Atlanta Loop asked several of the candidates questions regarding the Beltline, and four weighed in with their thoughts and plans if elected.
“Since its inception, the Beltline has brought Atlanta together in expected and unexpected ways,” said Kwanza Hall, Atlanta City Councilmember. “As it continues to develop, the Beltline is helping to bring our city together not just in physical and geographic terms, but in community and human terms as well.”
“The Atlanta Beltline may be the most significant development in our city of the first two decades of the twenty-first century,” said Mary Norwood, another city councilmember. “The excitement has reached all corners of Atlanta.”
The Beltline is growing at a rapid rate, with phase one of the Eastside Trail’s expansion expected to finish this month. Many of the candidates have optimistic outlooks for the future of this project.
“I support accelerating the timeline to expand and build the Beltline so we can better connect our communities through transit and trail networks, and improve the livability and vibrancy of our city,” said Peter Aman, former chief operating officer of Atlanta. “It is important that the expansion and build out of the Beltline is not done in a vacuum.”
Other candidates echoed the sentiment. “As mayor, I will use my office to bring the development community together to foster a shared vision of balanced growth while preserving green space,” said John Eaves, Fulton County chairman. “I believe that smart balanced growth can be a win-win for neighborhood interest and developers.”
This balance also includes promoting affordable housing, the candidates said.
“As mayor, one of my top priorities is to remove the ‘silos’ on areas of citywide impact, housing and transportation being among them,” said Aman. His goal is bringing all the city’s major players together to “comprehensively and systematically increase affordable housing options in Atlanta.”
Hall said the city needs to put pressure on the private sector.
“Because Georgia does not allow rent control or inclusionary zoning, we need to focus our solutions on the supply side of the market,” said Hall. “We need to…focus our efforts where we control the land cost and can tell developers exactly what we expect, rather than the other way around.”
One of Hall’s goals is to deliver at least 10,000 new units at a variety of price points.
The candidates were optimistic about the Beltline’s future overalll, and had their own ideas for guiding the progress of the project going forward.

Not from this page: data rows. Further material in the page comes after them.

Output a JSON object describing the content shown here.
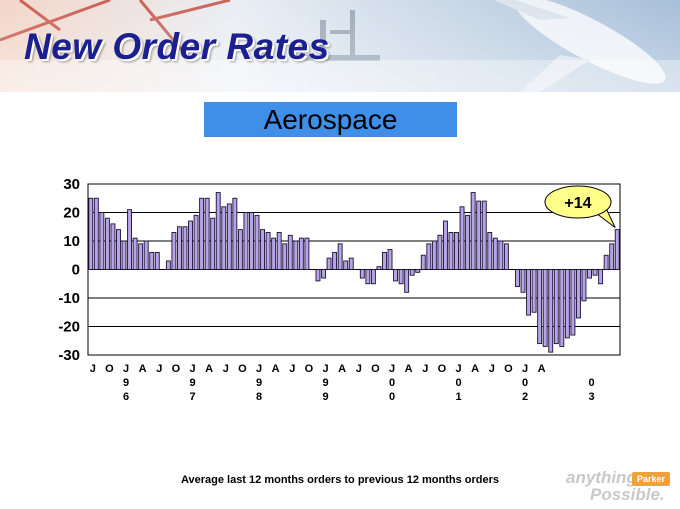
{
  "header": {
    "title": "New Order Rates"
  },
  "subtitle": "Aerospace",
  "footnote": "Average last 12 months orders to previous 12 months orders",
  "logo": {
    "line1": "anything",
    "line2": "Possible.",
    "brand": "Parker"
  },
  "colors": {
    "title": "#1b1f8f",
    "subtitle_box": "#3f8fe8",
    "bar_fill": "#b7a3ea",
    "bar_stroke": "#1a1330",
    "callout": "#ffff8a"
  },
  "chart_data": {
    "type": "bar",
    "title": "",
    "xlabel": "",
    "ylabel": "",
    "ylim": [
      -30,
      30
    ],
    "yticks": [
      30,
      20,
      10,
      0,
      -10,
      -20,
      -30
    ],
    "grid": true,
    "annotation": {
      "text": "+14",
      "target": "last"
    },
    "x_month_labels": [
      "J",
      "O",
      "J",
      "A",
      "J",
      "O",
      "J",
      "A",
      "J",
      "O",
      "J",
      "A",
      "J",
      "O",
      "J",
      "A",
      "J",
      "O",
      "J",
      "A",
      "J",
      "O",
      "J",
      "A",
      "J",
      "O",
      "J",
      "A"
    ],
    "x_year_labels": [
      {
        "after": "J",
        "index": 2,
        "digits": [
          "9",
          "6"
        ]
      },
      {
        "index": 6,
        "digits": [
          "9",
          "7"
        ]
      },
      {
        "index": 10,
        "digits": [
          "9",
          "8"
        ]
      },
      {
        "index": 14,
        "digits": [
          "9",
          "9"
        ]
      },
      {
        "index": 18,
        "digits": [
          "0",
          "0"
        ]
      },
      {
        "index": 22,
        "digits": [
          "0",
          "1"
        ]
      },
      {
        "index": 26,
        "digits": [
          "0",
          "2"
        ]
      },
      {
        "index": 30,
        "digits": [
          "0",
          "3"
        ]
      }
    ],
    "values": [
      25,
      25,
      20,
      18,
      16,
      14,
      10,
      21,
      11,
      9,
      10,
      6,
      6,
      0,
      3,
      13,
      15,
      15,
      17,
      19,
      25,
      25,
      18,
      27,
      22,
      23,
      25,
      14,
      20,
      20,
      19,
      14,
      13,
      11,
      13,
      9,
      12,
      10,
      11,
      11,
      0,
      -4,
      -3,
      4,
      6,
      9,
      3,
      4,
      0,
      -3,
      -5,
      -5,
      1,
      6,
      7,
      -4,
      -5,
      -8,
      -2,
      -1,
      5,
      9,
      10,
      12,
      17,
      13,
      13,
      22,
      19,
      27,
      24,
      24,
      13,
      11,
      10,
      9,
      0,
      -6,
      -8,
      -16,
      -15,
      -26,
      -27,
      -29,
      -26,
      -27,
      -24,
      -23,
      -17,
      -11,
      -3,
      -2,
      -5,
      5,
      9,
      14
    ]
  }
}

“If the Beltline is to be successful it must solve the problem [of] last mile connectivity,” Norwood said. “Everyone should be able to connect with the Beltline from all parts of the city of Atlanta, whether or not it is by MARTA, the Atlanta Streetcar, or some other hybrid form of public transportation.”
Eaves wants to increase community involvement in the project.
“Entities that impact people should always be represented by people,” he said. “I am in favor of a cross-section of representatives on boards, whether they be the Beltline or a community improvement district of a subsidiary board of an elected body, such as our various development authority boards.”
The Atlanta Mayoral Election is scheduled to be held Nov. 7. There are 10 candidates currently declared, with Norwood currently holding a 27 percent lead, according to a WXIA-TV survey. She is followed by Atlanta City Council President Ceasar Mitchell with 10 percent and Hall with 9 percent.
The other mayoral candidates did not respond by our deadline.